Kang Ha Ye Jin, Ko Minsam, Ryu Kwang Sun
Department of Applied Artificial Intelligence, Hanyang University, Seoul, Republic of Korea.
Department of Public Health & AI, Graduate School of Cancer Science and Policy, National Cancer Center, Goyang, Republic of Korea.
Sci Rep. 2025 Mar 25;15(1):10254. doi: 10.1038/s41598-025-93077-3.
In healthcare, the most common type of data is tabular data, which holds high significance and potential in the field of medical AI. However, privacy concerns have hindered their widespread use. Despite the emergence of synthetic data as a viable solution, the generation of healthcare tabular data (HTD) is complex owing to the extensive interdependencies between the variables within each record that incorporate diverse clinical characteristics, including sensitive information. To overcome these issues, this study proposed a tabular transformer generative adversarial network (TT-GAN) to generate synthetic data that can effectively consider the relationships between variables potentially present in the HTD dataset. Transformers can consider the relationships between the columns in each record using a multi-attention mechanism. In addition, to address the potential risk of restoring sensitive data in patient information, a Transformer was employed in a generative adversarial network (GAN) architecture, to ensure an implicit-based algorithm. To consider the heterogeneous characteristics of the continuous variables in the HTD dataset, the discretization and converter methodology were applied. The experimental results confirmed the superior performance of the TT-GAN than the Conditional Tabular GAN (CTGAN) and copula GAN. Discretization and converters were proven to be effective using our proposed Transformer algorithm. However, the application of the same methodology to Transformer-based models without discretization and converters exhibited a significantly inferior performance. The CTGAN and copula GAN indicated minimal effectiveness with discretization and converter methodologies. Thus, the TT-GAN exhibited considerable potential in healthcare, demonstrating its ability to generate artificial data that closely resembled real healthcare datasets. The ability of the algorithm to handle different types of mixed variables efficiently, including polynomial, discrete, and continuous variables, demonstrated its versatility and practicality in health care research and data synthesis.
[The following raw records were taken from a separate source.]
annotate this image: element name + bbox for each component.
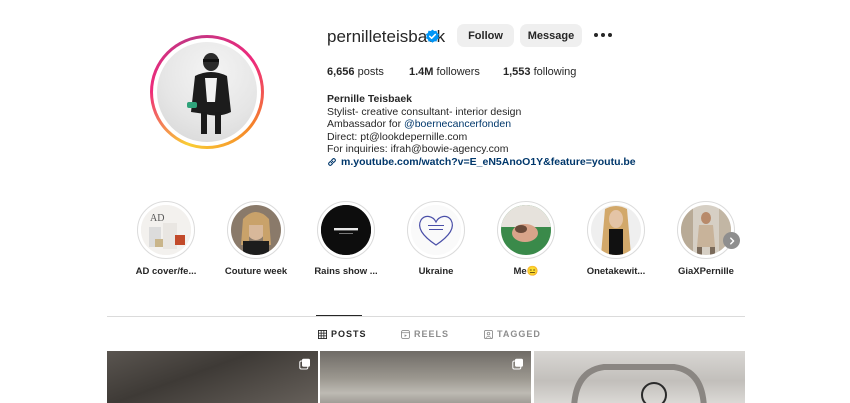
bio-line: Ambassador for @boernecancerfonden [327, 118, 636, 131]
following-count-value: 1,553 [503, 66, 531, 78]
highlight-label: AD cover/fe... [135, 266, 197, 277]
highlight-thumbnail [591, 205, 641, 255]
highlight-ring: AD [137, 201, 195, 259]
svg-text:AD: AD [150, 213, 164, 224]
avatar-photo [157, 42, 257, 142]
highlight-label: Couture week [224, 266, 288, 277]
following-count-label: following [533, 66, 577, 78]
more-options-icon[interactable] [594, 33, 612, 37]
posts-count-label: posts [357, 66, 384, 78]
verified-badge-icon [425, 29, 440, 43]
grid-icon [318, 329, 327, 339]
carousel-icon [512, 358, 523, 370]
post-thumbnail[interactable] [320, 351, 531, 403]
highlight-ring [407, 201, 465, 259]
message-button[interactable]: Message [520, 24, 582, 47]
link-icon [328, 157, 336, 166]
active-tab-indicator [316, 315, 362, 316]
highlight-thumbnail [231, 205, 281, 255]
reels-icon [401, 329, 410, 339]
more-dot [594, 33, 598, 37]
tab-posts-label: POSTS [331, 329, 367, 339]
tab-reels-label: REELS [414, 329, 450, 339]
highlight-label: Rains show ... [314, 266, 378, 277]
chevron-right-icon [729, 236, 734, 245]
highlight-thumbnail [681, 205, 731, 255]
rains-logo [321, 205, 371, 255]
bio-name: Pernille Teisbaek [327, 93, 413, 105]
bio-mention-link[interactable]: @boernecancerfonden [404, 118, 511, 130]
bio-link-text: m.youtube.com/watch?v=E_eN5AnoO1Y&featur… [341, 155, 636, 168]
profile-bio: Pernille Teisbaek Stylist- creative cons… [327, 93, 636, 168]
posts-count: 6,656 posts [327, 66, 384, 78]
highlight-item[interactable]: Me😑 [481, 201, 571, 277]
tab-posts[interactable]: POSTS [318, 329, 367, 339]
highlight-image [591, 205, 641, 255]
followers-count-value: 1.4M [409, 66, 434, 78]
post-thumbnail[interactable] [534, 351, 745, 403]
heart-drawing [411, 205, 461, 255]
bio-line: Stylist- creative consultant- interior d… [327, 105, 522, 118]
bio-line: Direct: pt@lookdepernille.com [327, 130, 468, 143]
tab-tagged-label: TAGGED [497, 329, 541, 339]
highlight-image [321, 205, 371, 255]
bio-line: For inquiries: ifrah@bowie-agency.com [327, 143, 509, 155]
post-image [571, 364, 707, 403]
highlight-image [681, 205, 731, 255]
highlight-label: GiaXPernille [678, 266, 734, 277]
posts-count-value: 6,656 [327, 66, 355, 78]
more-dot [608, 33, 612, 37]
highlight-ring [317, 201, 375, 259]
follow-button[interactable]: Follow [457, 24, 514, 47]
highlight-image [231, 205, 281, 255]
highlight-thumbnail: AD [141, 205, 191, 255]
highlight-image [411, 205, 461, 255]
following-count[interactable]: 1,553 following [503, 66, 576, 78]
highlight-label: Onetakewit... [586, 266, 646, 277]
avatar-image [187, 53, 231, 134]
tagged-icon [484, 329, 493, 339]
tab-reels[interactable]: REELS [401, 329, 449, 339]
tabs-divider [107, 316, 745, 317]
bio-line-prefix: Ambassador for [327, 118, 405, 130]
highlights-next-button[interactable] [723, 232, 740, 249]
highlight-item[interactable]: Ukraine [391, 201, 481, 277]
highlight-item[interactable]: AD AD cover/fe... [121, 201, 211, 277]
followers-count-label: followers [436, 66, 480, 78]
profile-avatar[interactable] [150, 35, 264, 149]
highlight-image [501, 205, 551, 255]
post-thumbnail[interactable] [107, 351, 318, 403]
highlight-ring [497, 201, 555, 259]
more-dot [601, 33, 605, 37]
highlight-thumbnail [501, 205, 551, 255]
highlight-image: AD [141, 205, 191, 255]
tab-tagged[interactable]: TAGGED [484, 329, 541, 339]
highlight-label: Me😑 [513, 266, 539, 277]
highlight-item[interactable]: Onetakewit... [571, 201, 661, 277]
highlight-ring [587, 201, 645, 259]
highlight-label: Ukraine [418, 266, 454, 277]
highlight-ring [227, 201, 285, 259]
highlight-ring [677, 201, 735, 259]
highlight-item[interactable]: Couture week [211, 201, 301, 277]
avatar-border [153, 38, 261, 146]
followers-count[interactable]: 1.4M followers [409, 66, 480, 78]
bio-external-link[interactable]: m.youtube.com/watch?v=E_eN5AnoO1Y&featur… [327, 156, 636, 169]
carousel-icon [299, 358, 310, 370]
highlight-item[interactable]: Rains show ... [301, 201, 391, 277]
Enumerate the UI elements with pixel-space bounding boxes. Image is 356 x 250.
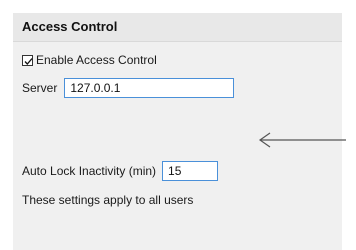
panel-title: Access Control xyxy=(22,19,118,34)
panel-header: Access Control xyxy=(13,13,342,42)
auto-lock-row: Auto Lock Inactivity (min) 15 xyxy=(22,160,219,182)
server-input[interactable]: 127.0.0.1 xyxy=(64,78,235,98)
auto-lock-label: Auto Lock Inactivity (min) xyxy=(22,164,157,178)
checkmark-icon xyxy=(24,57,33,65)
settings-note: These settings apply to all users xyxy=(22,193,194,207)
enable-access-control-checkbox[interactable] xyxy=(22,54,33,66)
server-label: Server xyxy=(22,81,58,95)
left-arrow-icon xyxy=(258,132,346,148)
enable-access-control-label: Enable Access Control xyxy=(36,53,157,67)
enable-access-control-checkbox-row[interactable]: Enable Access Control xyxy=(22,53,157,67)
server-row: Server 127.0.0.1 xyxy=(22,77,235,99)
auto-lock-input[interactable]: 15 xyxy=(162,161,219,181)
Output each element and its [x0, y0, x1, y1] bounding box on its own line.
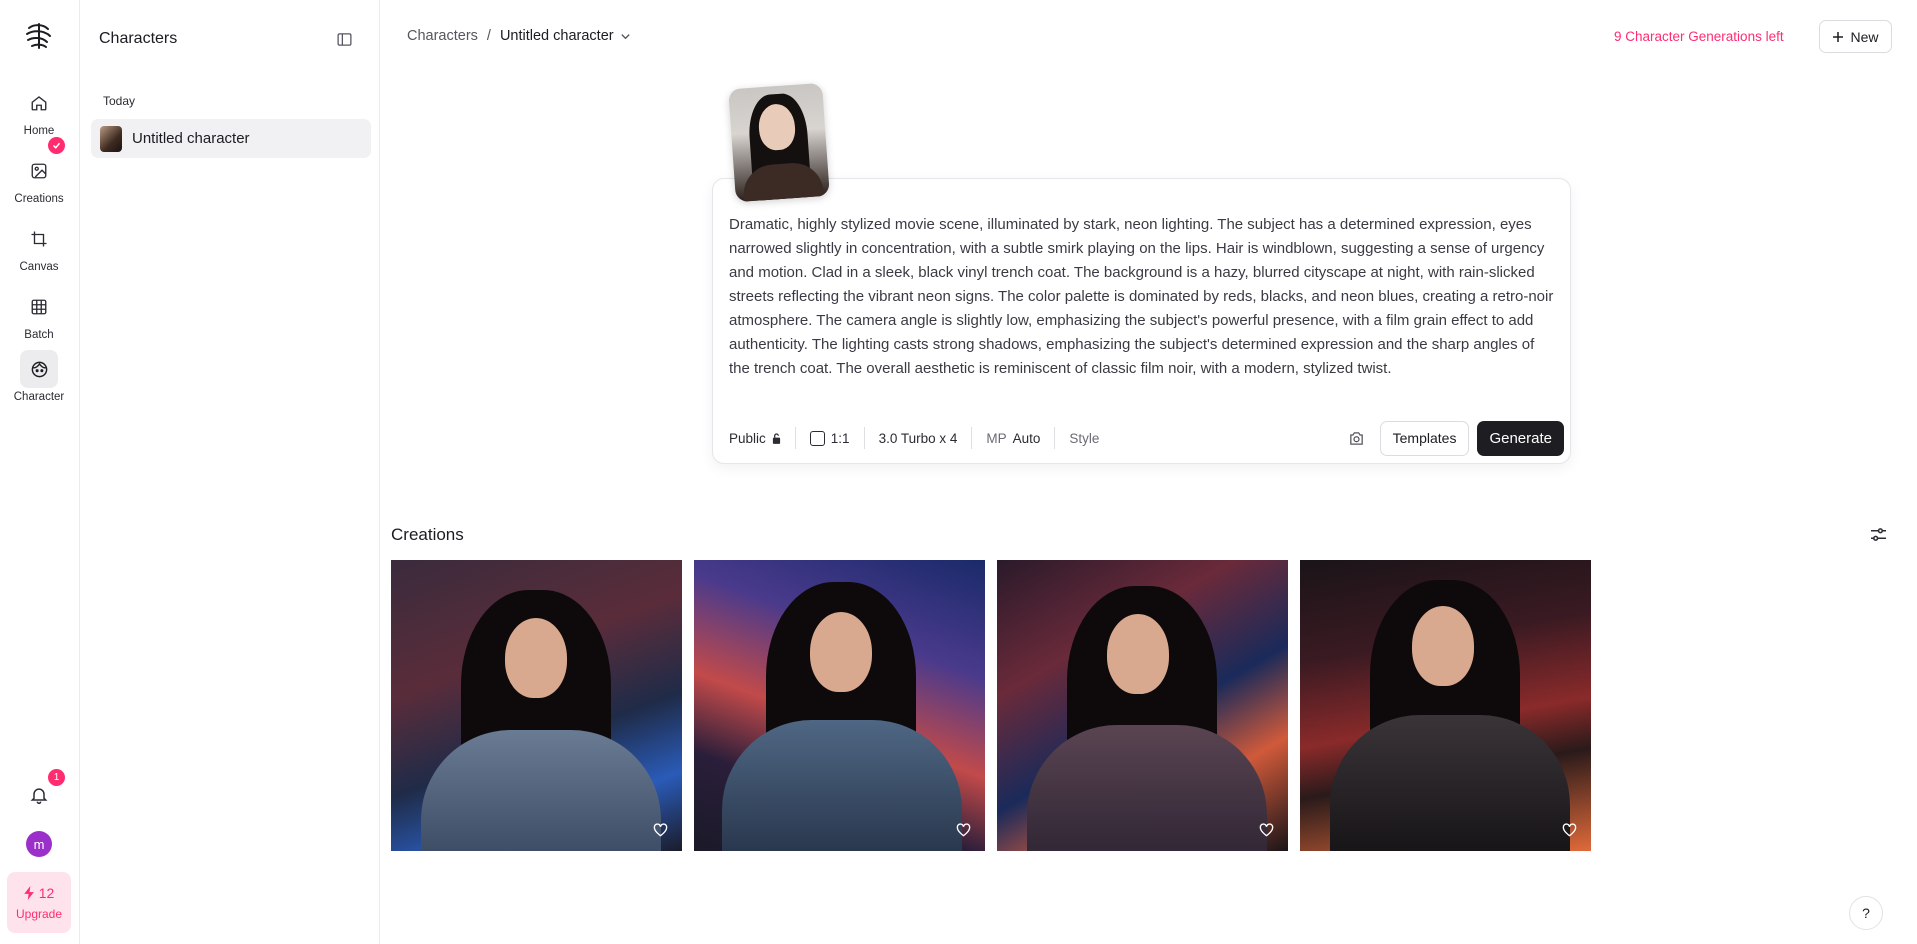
- mp-value: Auto: [1012, 430, 1041, 446]
- creations-title: Creations: [391, 525, 464, 544]
- heart-icon[interactable]: [953, 819, 973, 839]
- rail-item-label: Character: [13, 391, 65, 403]
- help-button[interactable]: ?: [1849, 896, 1883, 930]
- heart-icon[interactable]: [1256, 819, 1276, 839]
- crop-icon: [20, 220, 58, 258]
- credits-count: 12: [38, 884, 55, 901]
- chevron-down-icon: [620, 33, 630, 39]
- left-rail: Home Creations Canvas Batch Character 1 …: [0, 0, 80, 944]
- figure-coat: [1027, 725, 1267, 851]
- rail-item-label: Batch: [24, 329, 54, 341]
- section-label-today: Today: [103, 94, 136, 108]
- bolt-icon: [23, 885, 34, 900]
- sidebar-toggle-icon[interactable]: [333, 28, 355, 50]
- prompt-textarea[interactable]: Dramatic, highly stylized movie scene, i…: [729, 213, 1559, 381]
- templates-button[interactable]: Templates: [1379, 420, 1470, 456]
- model-label: 3.0 Turbo x 4: [878, 430, 958, 446]
- bell-icon[interactable]: [24, 780, 54, 810]
- check-badge-icon: [48, 137, 65, 154]
- rail-item-label: Creations: [14, 193, 64, 205]
- app-logo-icon[interactable]: [23, 20, 55, 52]
- plus-icon: [1833, 31, 1844, 42]
- style-select[interactable]: Style: [1055, 427, 1113, 449]
- generate-button[interactable]: Generate: [1477, 420, 1564, 456]
- rail-item-batch[interactable]: Batch: [0, 288, 78, 350]
- model-select[interactable]: 3.0 Turbo x 4: [865, 427, 972, 449]
- breadcrumb-current-label: Untitled character: [499, 28, 614, 44]
- face-icon: [20, 350, 58, 388]
- rail-item-label: Home: [23, 125, 55, 137]
- mp-select[interactable]: MP Auto: [972, 427, 1054, 449]
- character-list-item[interactable]: Untitled character: [91, 119, 371, 158]
- rail-item-character[interactable]: Character: [0, 350, 78, 412]
- creation-tile[interactable]: [694, 560, 985, 851]
- breadcrumb-current[interactable]: Untitled character: [500, 28, 631, 44]
- style-label: Style: [1069, 430, 1100, 446]
- creation-tile[interactable]: [391, 560, 682, 851]
- prompt-toolbar: Public 1:1 3.0 Turbo x 4 MP Auto Style T…: [729, 420, 1564, 456]
- characters-panel: Characters Today Untitled character: [80, 0, 380, 944]
- breadcrumb-characters[interactable]: Characters: [407, 28, 478, 44]
- rail-item-creations[interactable]: Creations: [0, 152, 78, 214]
- image-icon: [20, 152, 58, 190]
- creations-grid: [391, 560, 1591, 851]
- figure-face: [1107, 614, 1169, 694]
- creation-tile[interactable]: [997, 560, 1288, 851]
- upgrade-label: Upgrade: [15, 906, 63, 921]
- figure-face: [505, 618, 567, 698]
- character-reference-image[interactable]: [728, 82, 830, 203]
- figure-coat: [1330, 715, 1570, 851]
- character-name: Untitled character: [132, 130, 250, 147]
- home-icon: [20, 84, 58, 122]
- avatar[interactable]: m: [26, 831, 52, 857]
- figure-face: [1412, 606, 1474, 686]
- square-icon: [809, 430, 825, 446]
- character-thumbnail: [100, 125, 122, 152]
- rail-item-label: Canvas: [19, 261, 59, 273]
- upgrade-button[interactable]: 12 Upgrade: [7, 872, 71, 933]
- mp-label: MP: [986, 430, 1007, 446]
- figure-coat: [722, 720, 962, 851]
- figure-coat: [421, 730, 661, 851]
- breadcrumb: Characters / Untitled character: [407, 28, 631, 44]
- visibility-toggle[interactable]: Public: [729, 427, 795, 449]
- new-label: New: [1850, 28, 1879, 45]
- heart-icon[interactable]: [650, 819, 670, 839]
- prompt-card: Dramatic, highly stylized movie scene, i…: [712, 178, 1571, 464]
- breadcrumb-separator: /: [486, 28, 491, 44]
- notification-badge: 1: [48, 769, 65, 786]
- new-button[interactable]: New: [1819, 20, 1892, 53]
- heart-icon[interactable]: [1559, 819, 1579, 839]
- figure-face: [810, 612, 872, 692]
- camera-icon[interactable]: [1342, 423, 1372, 453]
- panel-title: Characters: [99, 30, 178, 47]
- filter-sliders-icon[interactable]: [1866, 523, 1890, 545]
- aspect-ratio-select[interactable]: 1:1: [796, 427, 864, 449]
- rail-item-canvas[interactable]: Canvas: [0, 220, 78, 282]
- generations-left: 9 Character Generations left: [1614, 29, 1784, 44]
- visibility-label: Public: [729, 430, 766, 446]
- creation-tile[interactable]: [1300, 560, 1591, 851]
- aspect-label: 1:1: [830, 430, 850, 446]
- grid-icon: [20, 288, 58, 326]
- lock-open-icon: [772, 432, 780, 444]
- rail-item-home[interactable]: Home: [0, 84, 78, 146]
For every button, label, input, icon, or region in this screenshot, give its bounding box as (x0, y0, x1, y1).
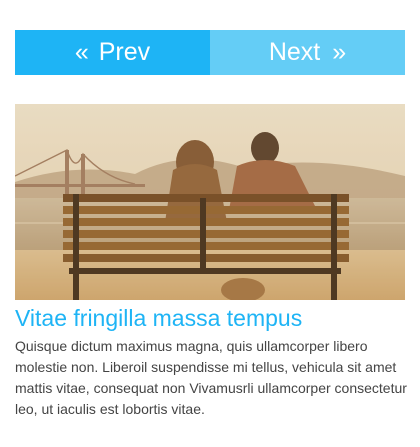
article-body: Quisque dictum maximus magna, quis ullam… (15, 338, 407, 417)
prev-button[interactable]: « Prev (15, 30, 210, 75)
double-chevron-left-icon: « (74, 38, 89, 66)
prev-label: Prev (98, 38, 151, 66)
pagination: « Prev Next » (15, 30, 405, 75)
couple-on-bench-photo (15, 104, 405, 300)
article-title: Vitae fringilla massa tempus (15, 305, 303, 331)
article-image (15, 104, 405, 300)
next-label: Next (268, 38, 321, 66)
next-button[interactable]: Next » (210, 30, 405, 75)
double-chevron-right-icon: » (332, 38, 347, 66)
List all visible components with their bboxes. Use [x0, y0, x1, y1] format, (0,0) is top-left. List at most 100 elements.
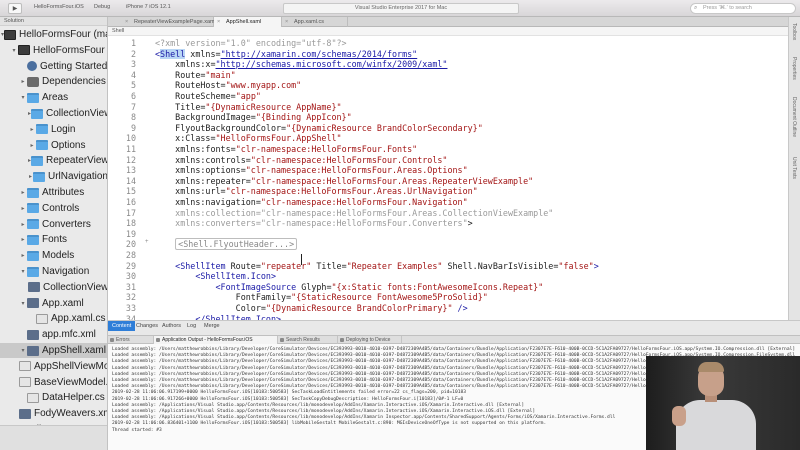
expanded-triangle-icon[interactable]: ▾ [19, 347, 27, 354]
code-line[interactable]: xmlns:repeater="clr-namespace:HelloForms… [155, 176, 533, 186]
tree-item[interactable]: ▸CollectionViewE [0, 106, 107, 121]
code-line[interactable]: <Shell xmlns="http://xamarin.com/schemas… [155, 48, 417, 59]
code-token: xmlns:options= [155, 165, 246, 176]
folder-icon [36, 124, 48, 135]
tree-item[interactable]: FodyWeavers.xml [0, 406, 107, 421]
close-icon[interactable]: × [125, 17, 128, 27]
code-line[interactable]: FlyoutBackgroundColor="{DynamicResource … [155, 123, 483, 133]
code-line[interactable]: xmlns:fonts="clr-namespace:HelloFormsFou… [155, 144, 417, 154]
code-line[interactable]: RouteHost="www.myapp.com" [155, 80, 301, 90]
project-combo[interactable]: HelloFormsFour.iOS [30, 4, 88, 13]
collapsed-triangle-icon[interactable]: ▸ [28, 126, 36, 133]
document-outline-pad-tab[interactable]: Document Outline [791, 97, 797, 137]
code-line[interactable]: <Shell.FlyoutHeader...> [155, 238, 298, 251]
configuration-combo[interactable]: Debug [90, 4, 114, 13]
code-line[interactable]: x:Class="HelloFormsFour.AppShell" [155, 133, 341, 143]
code-line[interactable]: <?xml version="1.0" encoding="utf-8"?> [155, 38, 347, 48]
expand-fold-icon[interactable]: + [145, 239, 149, 245]
tree-item[interactable]: app.mfc.xml [0, 327, 107, 342]
code-line[interactable]: BackgroundImage="{Binding AppIcon}" [155, 112, 352, 122]
xaml-icon [27, 345, 39, 356]
expanded-triangle-icon[interactable]: ▾ [19, 268, 27, 275]
collapsed-triangle-icon[interactable]: ▸ [19, 189, 27, 196]
tree-item-label: HelloFormsFour (ma [19, 29, 108, 40]
code-line[interactable]: Color="{DynamicResource BrandColorPrimar… [155, 303, 468, 313]
properties-pad-tab[interactable]: Properties [791, 57, 797, 80]
expanded-triangle-icon[interactable]: ▾ [19, 300, 27, 307]
code-line[interactable]: xmlns:x="http://schemas.microsoft.com/wi… [155, 59, 447, 69]
code-token: xmlns:navigation= [155, 197, 261, 207]
collapsed-triangle-icon[interactable]: ▸ [19, 252, 27, 259]
line-number: 6 [130, 91, 136, 101]
collapsed-region[interactable]: <Shell.FlyoutHeader...> [175, 238, 298, 251]
tree-item[interactable]: BaseViewModel.c [0, 375, 107, 390]
tree-item[interactable]: ▸ Options [0, 138, 107, 153]
tree-item[interactable]: ▾ Navigation [0, 264, 107, 279]
tree-item[interactable]: ▾ App.xaml [0, 296, 107, 311]
tree-item-label: CollectionViewN [43, 281, 108, 293]
code-line[interactable]: xmlns:controls="clr-namespace:HelloForms… [155, 155, 447, 165]
tab-log[interactable]: Log [183, 321, 200, 331]
tab-repeater-view-example-page[interactable]: × RepeaterViewExamplePage.xaml [122, 17, 216, 27]
code-token: "false" [558, 260, 594, 271]
toolbox-pad-tab[interactable]: Toolbox [791, 23, 797, 40]
tree-item[interactable]: ▾ AppShell.xaml [0, 343, 107, 358]
close-icon[interactable]: × [285, 17, 288, 27]
tree-item[interactable]: ▸ Dependencies [0, 74, 107, 89]
tab-authors[interactable]: Authors [158, 321, 185, 331]
tree-item[interactable]: DataHelper.cs [0, 390, 107, 405]
tree-item[interactable]: App.xaml.cs [0, 311, 107, 326]
xml-file-icon [19, 408, 31, 419]
search-input[interactable]: ⌕ Press '⌘.' to search [690, 3, 796, 14]
tab-app-xaml-cs[interactable]: × App.xaml.cs [282, 17, 348, 27]
tree-item[interactable]: ▸ Converters [0, 217, 107, 232]
csharp-file-icon [27, 392, 39, 403]
collapsed-triangle-icon[interactable]: ▸ [19, 78, 27, 85]
tree-item[interactable]: ▾ HelloFormsFour (ma [0, 27, 108, 42]
tree-item-label: AppShellViewMo [34, 360, 108, 372]
code-line[interactable]: xmlns:options="clr-namespace:HelloFormsF… [155, 165, 467, 176]
code-line[interactable]: <ShellItem.Icon> [155, 271, 276, 281]
code-line[interactable]: Route="main" [155, 70, 236, 80]
code-line[interactable]: FontFamily="{StaticResource FontAwesome5… [155, 292, 488, 302]
code-line[interactable]: xmlns:navigation="clr-namespace:HelloFor… [155, 197, 467, 207]
code-line[interactable]: xmlns:collection="clr-namespace:HelloFor… [155, 208, 553, 218]
collapsed-triangle-icon[interactable]: ▸ [19, 221, 27, 228]
tree-item[interactable]: ▾ Areas [0, 90, 107, 105]
tree-item[interactable]: ▸ Login [0, 122, 107, 137]
tree-item[interactable]: ▸RepeaterViewEx [0, 153, 107, 168]
expanded-triangle-icon[interactable]: ▾ [19, 94, 27, 101]
tree-item[interactable]: ▸ Fonts [0, 232, 107, 247]
code-line[interactable]: xmlns:converters="clr-namespace:HelloFor… [155, 218, 473, 228]
tree-item[interactable]: ▾ HelloFormsFour [0, 43, 107, 58]
unit-tests-pad-tab[interactable]: Unit Tests [791, 157, 797, 179]
path-bar[interactable]: Shell [108, 27, 788, 36]
tree-item[interactable]: ▸ Models [0, 248, 107, 263]
code-token: Shell.NavBarIsVisible= [442, 260, 559, 271]
run-button[interactable]: ▶ [8, 3, 22, 14]
log-line: Loaded assembly: /Applications/Visual St… [112, 409, 536, 414]
tree-item[interactable]: Getting Started [0, 59, 107, 74]
collapsed-triangle-icon[interactable]: ▸ [28, 142, 36, 149]
code-line[interactable]: xmlns:url="clr-namespace:HelloFormsFour.… [155, 186, 478, 196]
code-line[interactable]: <ShellItem Route="repeater" Title="Repea… [155, 261, 599, 271]
expanded-triangle-icon[interactable]: ▾ [10, 47, 18, 54]
close-icon[interactable]: × [217, 17, 220, 27]
device-combo[interactable]: iPhone 7 iOS 12.1 [122, 4, 175, 13]
code-token: xmlns:fonts= [155, 144, 236, 154]
code-line[interactable]: <FontImageSource Glyph="{x:Static fonts:… [155, 282, 544, 292]
code-editor[interactable]: 1 2 3 4 5 6 7 8 9 10 11 12 13 14 15 16 17 18 19 20 +28 29 30 31… [108, 36, 788, 320]
tree-item[interactable]: ▸ Attributes [0, 185, 107, 200]
tab-merge[interactable]: Merge [200, 321, 224, 331]
tree-item[interactable]: ▸ UrlNavigation [0, 169, 107, 184]
code-line[interactable]: RouteScheme="app" [155, 91, 261, 101]
code-token: "clr-namespace:HelloFormsFour.Areas.Repe… [250, 175, 534, 186]
tree-item[interactable]: AppShellViewMo [0, 359, 108, 374]
tree-item[interactable]: CollectionViewN [0, 280, 108, 295]
collapsed-triangle-icon[interactable]: ▸ [19, 236, 27, 243]
tab-appshell-xaml[interactable]: × AppShell.xaml [214, 17, 282, 27]
tree-item[interactable]: ▸ Controls [0, 201, 107, 216]
collapsed-triangle-icon[interactable]: ▸ [19, 205, 27, 212]
line-number: 1 [130, 38, 136, 48]
code-line[interactable]: Title="{DynamicResource AppName}" [155, 102, 341, 112]
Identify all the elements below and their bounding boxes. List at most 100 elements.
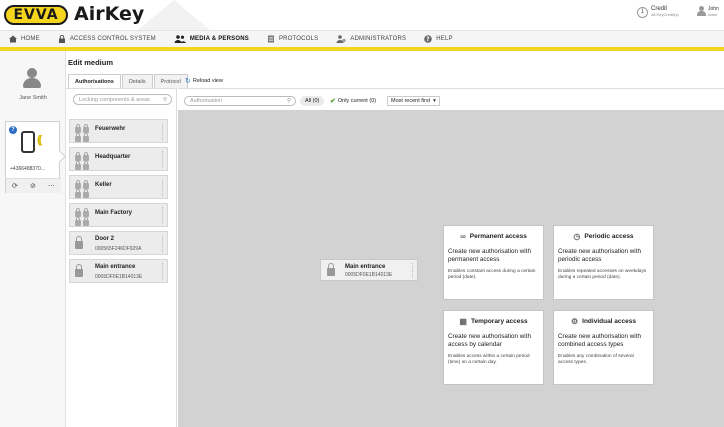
- page-title: Edit medium: [68, 58, 114, 67]
- persons-icon: [174, 35, 186, 43]
- smartphone-icon: [21, 131, 35, 153]
- area-locks-icon: [74, 152, 90, 170]
- periodic-access-card[interactable]: ◷ Periodic access Create new authorisati…: [553, 225, 654, 300]
- card-note: Enables constant access during a certain…: [448, 269, 536, 280]
- nav-home-label: HOME: [21, 36, 40, 42]
- component-search-placeholder: Locking components & areas: [79, 96, 150, 103]
- authorisation-search-input[interactable]: Authorisation ⚲: [184, 96, 296, 106]
- person-name[interactable]: Jane Smith: [0, 95, 66, 101]
- header-decoration: [138, 0, 210, 30]
- chevron-down-icon: ▾: [433, 98, 436, 104]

在医疗保健领域,最常见的数据类型是表格数据,其在医学人工智能领域具有高度的重要性和潜力。然而,隐私问题阻碍了它们的广泛应用。尽管合成数据作为一种可行的解决方案已经出现,但由于每条记录中的变量之间存在广泛的相互依赖关系,这些变量包含了包括敏感信息在内的各种临床特征,因此医疗保健表格数据(HTD)的生成非常复杂。为了克服这些问题,本研究提出了一种表格变压器生成对抗网络(TT-GAN),以生成能够有效考虑HTD数据集中潜在变量之间关系的合成数据。变压器可以使用多注意力机制来考虑每条记录中各列之间的关系。此外,为了解决恢复患者信息中敏感数据的潜在风险,在生成对抗网络(GAN)架构中采用了变压器,以确保基于隐式的算法。为了考虑HTD数据集中连续变量的异质性特征,应用了离散化和转换器方法。实验结果证实了TT-GAN比条件表格GAN(CTGAN)和copula GAN具有更优的性能。使用我们提出的变压器算法,离散化和转换器被证明是有效的。然而,将相同的方法应用于没有离散化和转换器的基于变压器的模型时,性能明显较差。CTGAN和copula GAN在离散化和转换器方法下效果甚微。因此,TT-GAN在医疗保健领域展现出了巨大的潜力,证明了其生成与真实医疗保健数据集非常相似的人工数据的能力。该算法有效处理不同类型混合变量(包括多项式、离散和连续变量)的能力,证明了其在医疗保健研究和数据合成中的通用性和实用性。